Not physically, obviously. I'm sitting here typing this letter on a bright Thursday morning.
But mentally, I've been killing my old self every evening to create space for a new version of me to emerge each morning.
This isn't some weird spiritual practice or manifestation technique. It's a brutal mental model for making better decisions—one that has fundamentally changed how I approach my work, relationships, and creative projects.
The concept is simple:
When you go to sleep each night, your previous life is over. The person who wakes up the next morning is starting fresh.
This perspective shift sounds trivial but has profound implications. Let me show you how this works and why it might be exactly what you need right now.
Most people live as if they're legally bound to honor every commitment they made in the past.
You said you'd finish that project, so you keep grinding even though it's going nowhere.
You started that relationship, so you stay in it despite knowing it's not serving either of you.
You invested time learning a skill, so you keep pursuing it even though you've lost all interest.
We become hostages to our past decisions, dragging them forward day after day, justifying them with phrases like:
"I've already put so much into this..." "I can't quit now..." "What would people think if I just stopped?"
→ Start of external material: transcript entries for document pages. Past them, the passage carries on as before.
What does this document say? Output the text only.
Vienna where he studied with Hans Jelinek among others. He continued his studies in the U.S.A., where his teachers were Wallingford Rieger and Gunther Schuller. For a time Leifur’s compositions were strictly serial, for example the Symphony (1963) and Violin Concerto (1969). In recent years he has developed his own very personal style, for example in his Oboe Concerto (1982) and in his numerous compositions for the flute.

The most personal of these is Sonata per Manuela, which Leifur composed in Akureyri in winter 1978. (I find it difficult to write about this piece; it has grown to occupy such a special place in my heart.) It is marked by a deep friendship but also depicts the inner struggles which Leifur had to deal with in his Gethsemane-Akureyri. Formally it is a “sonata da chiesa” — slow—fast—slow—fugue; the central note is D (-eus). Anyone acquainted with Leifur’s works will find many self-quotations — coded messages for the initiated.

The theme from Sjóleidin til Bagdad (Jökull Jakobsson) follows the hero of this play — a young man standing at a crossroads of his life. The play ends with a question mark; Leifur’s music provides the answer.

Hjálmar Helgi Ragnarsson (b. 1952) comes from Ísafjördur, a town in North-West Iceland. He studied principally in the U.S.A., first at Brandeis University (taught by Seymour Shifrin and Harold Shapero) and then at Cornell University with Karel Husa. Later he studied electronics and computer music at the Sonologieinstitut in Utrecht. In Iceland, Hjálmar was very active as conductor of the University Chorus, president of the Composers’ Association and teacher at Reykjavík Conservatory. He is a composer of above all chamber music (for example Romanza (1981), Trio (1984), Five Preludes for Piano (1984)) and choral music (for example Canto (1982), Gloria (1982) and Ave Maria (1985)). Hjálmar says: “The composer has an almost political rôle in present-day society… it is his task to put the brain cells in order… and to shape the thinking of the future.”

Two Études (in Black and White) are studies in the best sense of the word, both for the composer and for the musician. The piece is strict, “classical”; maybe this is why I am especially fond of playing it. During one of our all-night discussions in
There's a psychological reason for this. The sunk cost fallacy keeps us investing in things that aren't working simply because we've already invested in them. Our ego doesn't want to admit we were wrong, so we double down instead of moving on.
But there's an even deeper issue at play.
Your identity becomes fused with your commitments.
You're not just someone working on a project. You become "the person who's building that app." You're not just exploring a career path.
You become "an aspiring designer." You're not just trying a business model. You become "a coach" or "a consultant" or "a creator."
And once your identity fuses with what you do, abandoning those things feels like abandoning yourself.
That's the trap.
Justin Welsh, one of the most successful solo entrepreneurs I know, shared a practice that perfectly captures this mental model:
"I tried something weird last month. Each morning, I'd think: 'My previous life is over. The new one starts now.'"
This simple shift is like pressing the reset button on your decision-making process every 24 hours.
It doesn't mean you abandon all responsibility or consistency. It means you stop making decisions based on what past-you decided and start making decisions based on what present-you actually wants and needs.
When you "die" each night, you wake up with:
All you have is today, and the freedom to decide what's actually worth your time, energy, and attention right now.
I've been experimenting with this concept for the past few weeks, and the results have been transformative.
The first thing that changed was my relationship to unfinished projects.
I had three major initiatives in progress, all of which I was pushing forward out of a sense of obligation to my past commitments. When I applied the "die every night" framework, I asked myself a simple question:
"If I were starting fresh today, would I choose to work on this?"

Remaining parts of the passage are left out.